Synesthesia of Vehicles: Tactile Data Synthesis from Visual Inputs
This work addresses a critical safety issue for autonomous vehicles by enabling proactive tactile perception from visual data, representing a novel method for a known bottleneck in multi-modal fusion.
The paper tackles the problem of autonomous vehicles lacking tactile perception for road-induced excitations by proposing a novel framework, Synesthesia of Vehicles (SoV), which predicts tactile excitations from visual inputs using a cross-modal spatiotemporal alignment method and a visual-tactile synesthetic generative model based on latent diffusion, resulting in outperforming existing models in temporal, frequency, and classification performance.
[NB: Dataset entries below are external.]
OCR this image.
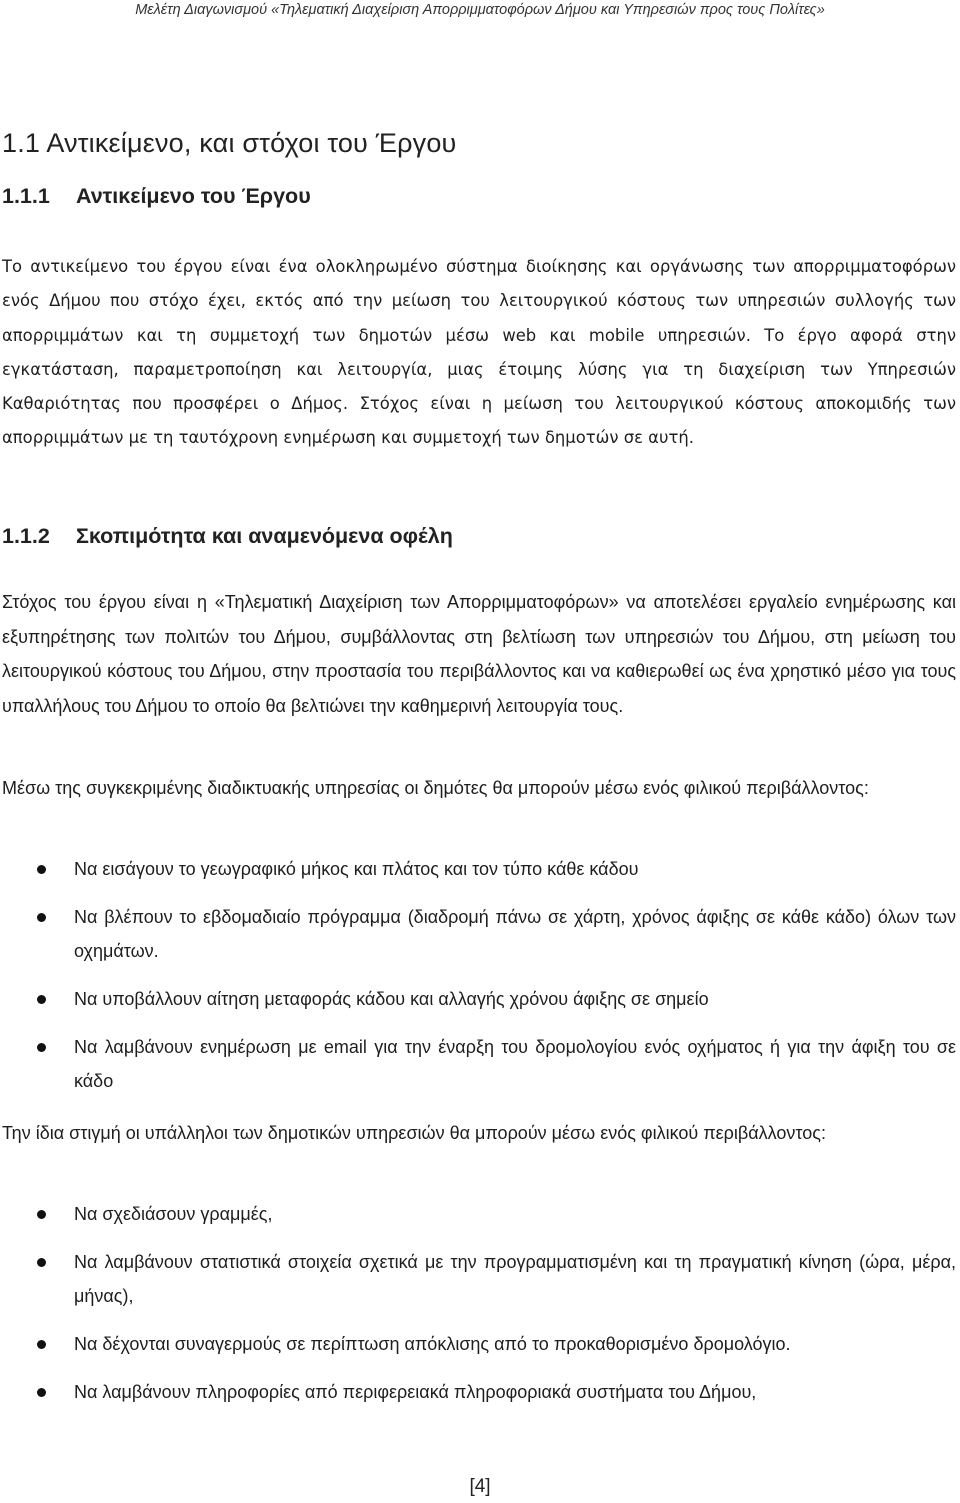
Μελέτη Διαγωνισμού «Τηλεματική Διαχείριση Απορριμματοφόρων Δήμου και Υπηρεσιών προς τους Πολίτες»
1.1 Αντικείμενο, και στόχοι του Έργου
1.1.1 Αντικείμενο του Έργου
Το αντικείμενο του έργου είναι ένα ολοκληρωμένο σύστημα διοίκησης και οργάνωσης των απορριμματοφόρων ενός Δήμου που στόχο έχει, εκτός από την μείωση του λειτουργικού κόστους των υπηρεσιών συλλογής των απορριμμάτων και τη συμμετοχή των δημοτών μέσω web και mobile υπηρεσιών. Το έργο αφορά στην εγκατάσταση, παραμετροποίηση και λειτουργία, μιας έτοιμης λύσης για τη διαχείριση των Υπηρεσιών Καθαριότητας που προσφέρει ο Δήμος. Στόχος είναι η μείωση του λειτουργικού κόστους αποκομιδής των απορριμμάτων με τη ταυτόχρονη ενημέρωση και συμμετοχή των δημοτών σε αυτή.
1.1.2 Σκοπιμότητα και αναμενόμενα οφέλη
Στόχος του έργου είναι η «Τηλεματική Διαχείριση των Απορριμματοφόρων» να αποτελέσει εργαλείο ενημέρωσης και εξυπηρέτησης των πολιτών του Δήμου, συμβάλλοντας στη βελτίωση των υπηρεσιών του Δήμου, στη μείωση του λειτουργικού κόστους του Δήμου, στην προστασία του περιβάλλοντος και να καθιερωθεί ως ένα χρηστικό μέσο για τους υπαλλήλους του Δήμου το οποίο θα βελτιώνει την καθημερινή λειτουργία τους.
Μέσω της συγκεκριμένης διαδικτυακής υπηρεσίας οι δημότες θα μπορούν μέσω ενός φιλικού περιβάλλοντος:
Να εισάγουν το γεωγραφικό μήκος και πλάτος και τον τύπο κάθε κάδου
Να βλέπουν το εβδομαδιαίο πρόγραμμα (διαδρομή πάνω σε χάρτη, χρόνος άφιξης σε κάθε κάδο) όλων των οχημάτων.
Να υποβάλλουν αίτηση μεταφοράς κάδου και αλλαγής χρόνου άφιξης σε σημείο
Να λαμβάνουν ενημέρωση με email για την έναρξη του δρομολογίου ενός οχήματος ή για την άφιξη του σε κάδο
Την ίδια στιγμή οι υπάλληλοι των δημοτικών υπηρεσιών θα μπορούν μέσω ενός φιλικού περιβάλλοντος:
Να σχεδιάσουν γραμμές,
Να λαμβάνουν στατιστικά στοιχεία σχετικά με την προγραμματισμένη και τη πραγματική κίνηση (ώρα, μέρα, μήνας),
Να δέχονται συναγερμούς σε περίπτωση απόκλισης από το προκαθορισμένο δρομολόγιο.
Να λαμβάνουν πληροφορίες από περιφερειακά πληροφοριακά συστήματα του Δήμου,
[4]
Autonomous vehicles (AVs) rely on multi-modal fusion for safety, but current visual and optical sensors fail to detect road-induced excitations which are critical for vehicles' dynamic control. Inspired by human synesthesia, we propose the Synesthesia of Vehicles (SoV), a novel framework to predict tactile excitations from visual inputs for autonomous vehicles. We develop a cross-modal spatiotemporal alignment method to address temporal and spatial disparities. Furthermore, a visual-tactile synesthetic (VTSyn) generative model using latent diffusion is proposed for unsupervised high-quality tactile data synthesis. A real-vehicle perception system collected a multi-modal dataset across diverse road and lighting conditions. Extensive experiments show that VTSyn outperforms existing models in temporal, frequency, and classification performance, enhancing AV safety through proactive tactile perception.